Users of the social media app can now attach their preferred pronouns to their profiles

Screenshot+of+an+Instagram+profile+displaying+the+new+pronouns+feature+to+include+they%2Fthem%2Ftheirs+pronouns.+They%2Fthem+pronouns+are+among+the+current+list+of+available+pronouns+on+the+app+with+the+new+update.

Photo Jennifer Le

Screenshot of an Instagram profile displaying the new pronouns feature to include they/them/theirs pronouns. They/them pronouns are among the current list of available pronouns on the app with the new update.

Jennifer Le, Online Managing Editor

Exciting news for those running out of character space in their social media bios.

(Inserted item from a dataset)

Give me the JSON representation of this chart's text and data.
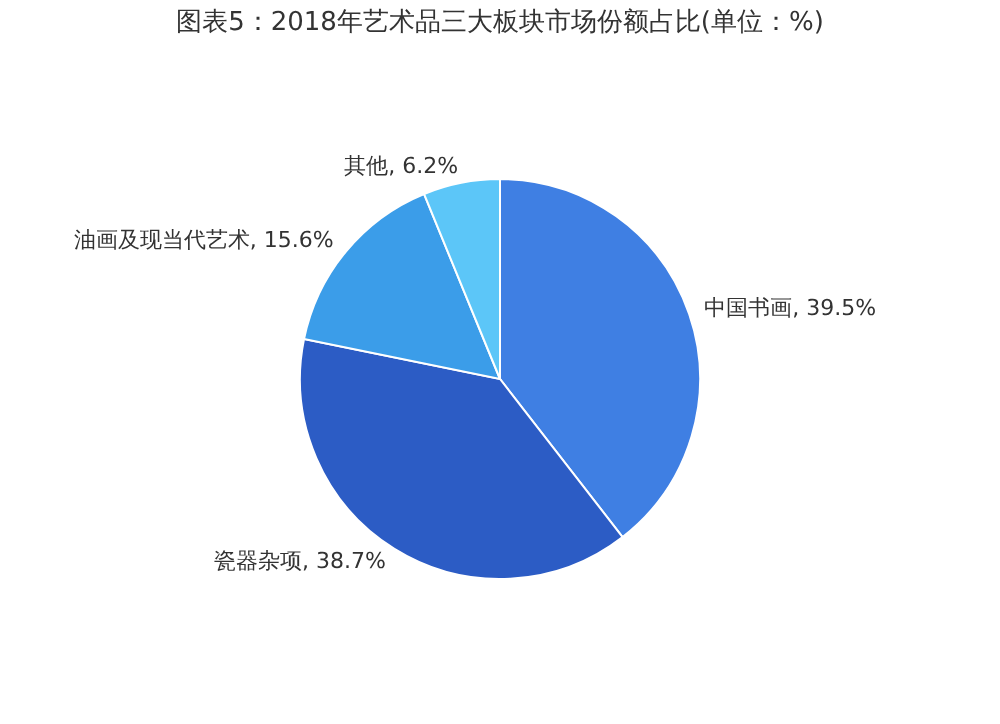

Instagram’s most recent update is now allowing users to add their preferred pronouns to their profiles. The feature appears similar to the Page Category tag that was introduced back in 2018 when business profiles became a thing, in small gray letters next to the user’s name.

The update was first announced on Instagram’s official Twitter account on Tuesday.

Currently, only the United States, United Kingdom, Canada and Australia have access to the update, but the company plans to expand this feature further around the world.

Once the app is up to date, users can add their pronouns to their profile by going to “Edit Profile” and clicking “Pronouns.”

The screen that can be accessed when clicking the edit profile tab. (Photo Jennifer Le)

This new feature allows users to add up to four pronouns from the app’s list. The app already includes an extensive list of pronouns that includes the commonly used he/him, she/her and they/them. They also include xe/xem/xyr, ze/hir/hirs, thon/thons, ey/em/eir, fae/faer/faers and more.

Users have the option of displaying their pronouns publically to all or only to their followers. For users under 18, the app has an automated setting to have it displayed only to followers.

“I love the new [pronouns] feature because I think it’ll help people feel more casual about including their pronouns, especially for people who are a part of communities who make acknowledging your pronouns an unusual thing when it’s really not,” Lauren Yoakum (’23) said.

Before the update, social media users included their preferred pronouns, cisgender people included, in their profile bios. The gesture was in movement to be inclusive of members of the transgender community.

“Including pronouns in [your] bio is incredibly important not only to help other people but in terms of your own mental health because being constantly misgendered and called the wrong pronouns can be extremely taxing for someone,” Miles Griggs (’23) said.

Instagram is among many websites making changes to allow people to select their preferred pronouns. After President Joe Biden took office back in January, the White House’s official website updated its contact form to include gender-inclusive pronouns and prefixes.

Facebook has had the option of pronouns for user profiles since 2014 but is limited to only he/him, she/her and they/them. This limit poses an issue for users of less commonly used pronouns and neopronouns. In comparison, a form has been made by Instagram Help in order to extend their feature to all users and a person can request the addition of their pronouns.

“It’s something important to do, especially if you are cis[gender] since it normalizes discussion and presentation of pronouns in an age where trans people of any and all degrees are finally becoming welcomed and celebrated in society,” Payton Heckman (’23) said.